Like the plot in one of his best-selling novels, the life of John Buchan was full of improbable adventures and prodigious achievements. He was one of the most accomplished men of the twentieth century--he was by turns a successful barrister, a respected scholar, a popular journalist, a trusted diplomat, a prolific author, an efficient colonial administrator, an innovative publisher, a progressive politician, a relentless reformer, and an active churchman. Best known for his historical romances and thrilling spy novels--he practically invented the genre--he was also the author of more than a hundred non-fiction works, including an authoritative multi-volume history of the First World War and biographies of Oliver Cromwell, Caesar Augustus, Lord Montrose, and Walter Scott.
He was born in Scotland on this day in 1875, the eldest son of a minister in the Presbyterian Free Church. He was of regal Scottish stock--a Countess of Buchan had crowned Robert the Bruce, an Earl of Buchan had avenged Joan of Arc as Constable of France, a Buchan of Auchmacoy had fallen at Flodden beside the King, and another had led the Jacobite remnant after the death of Dundee--but it was his early years in the strict Calvinistic manse that would shape his worldview and stimulate his imagination for the rest of his life. Following a brilliant academic career at the University of Glasgow he transferred to Oxford.
Upon graduation, he joined the foreign service in South Africa. Afterward, he began a successful career in journalism and publishing. But the First World War interrupted his plans. He helped to establish the British spy network during the war and continued his prolific writing. Then after the war he was elected to Parliament representing the Scottish Universities, a position he held until 1935. Meanwhile he continued to write--between 1922 and 1936 he averaged five books a year. For much of that time he was ranked among the world’s best-selling authors alongside his friends and acquaintances Rudyard Kipling, G.K. Chesterton, and Hilaire Belloc. Several of his books, including The Thirty-Nine Steps were even made into full-length motion pictures by the likes of Alfred Hitchcock. Though his work was popular, it often explored serious theological themes and profound human dilemmas.

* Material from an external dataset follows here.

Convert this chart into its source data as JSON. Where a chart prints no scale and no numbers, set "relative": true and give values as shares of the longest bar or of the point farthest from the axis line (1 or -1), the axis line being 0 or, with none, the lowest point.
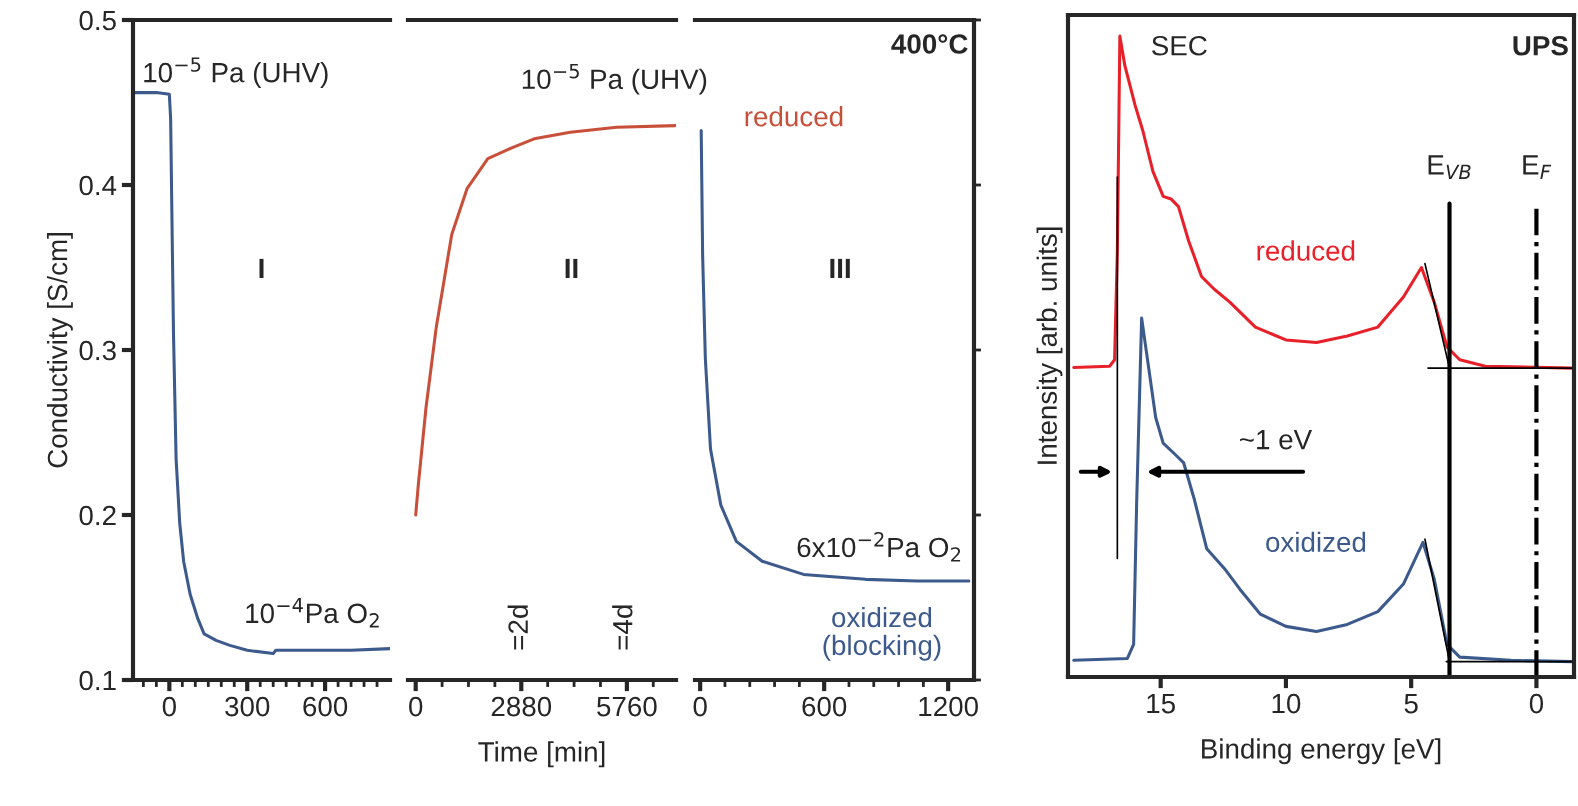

His great prominence made him an appropriate choice as the king’s High Commissioner to the General Assembly of the Church of Scotland for several years. The post enabled him to promote the vital relationship between the dynamics of the Christian life and the preservation of Western Civilization—a relationship he believed was threatened by the hubris of modern secularism. It was a theme that resonated throughout all his work. “Our enemies are attacking more than our system of Christian morals on which our civilization is founded” he lamented. “They are attacking Christianity itself, and they are succeeding. Our great achievements in perfecting the scientific apparatus of life have tended to produce a mood of self-confidence and pride. We have too often become gross materialists in our outlook on life.”
Buchan’s sudden death was on February 12, 1940 at his official Ottawa residence, where he served as the Governor General. The sad news made front-page headlines around the world.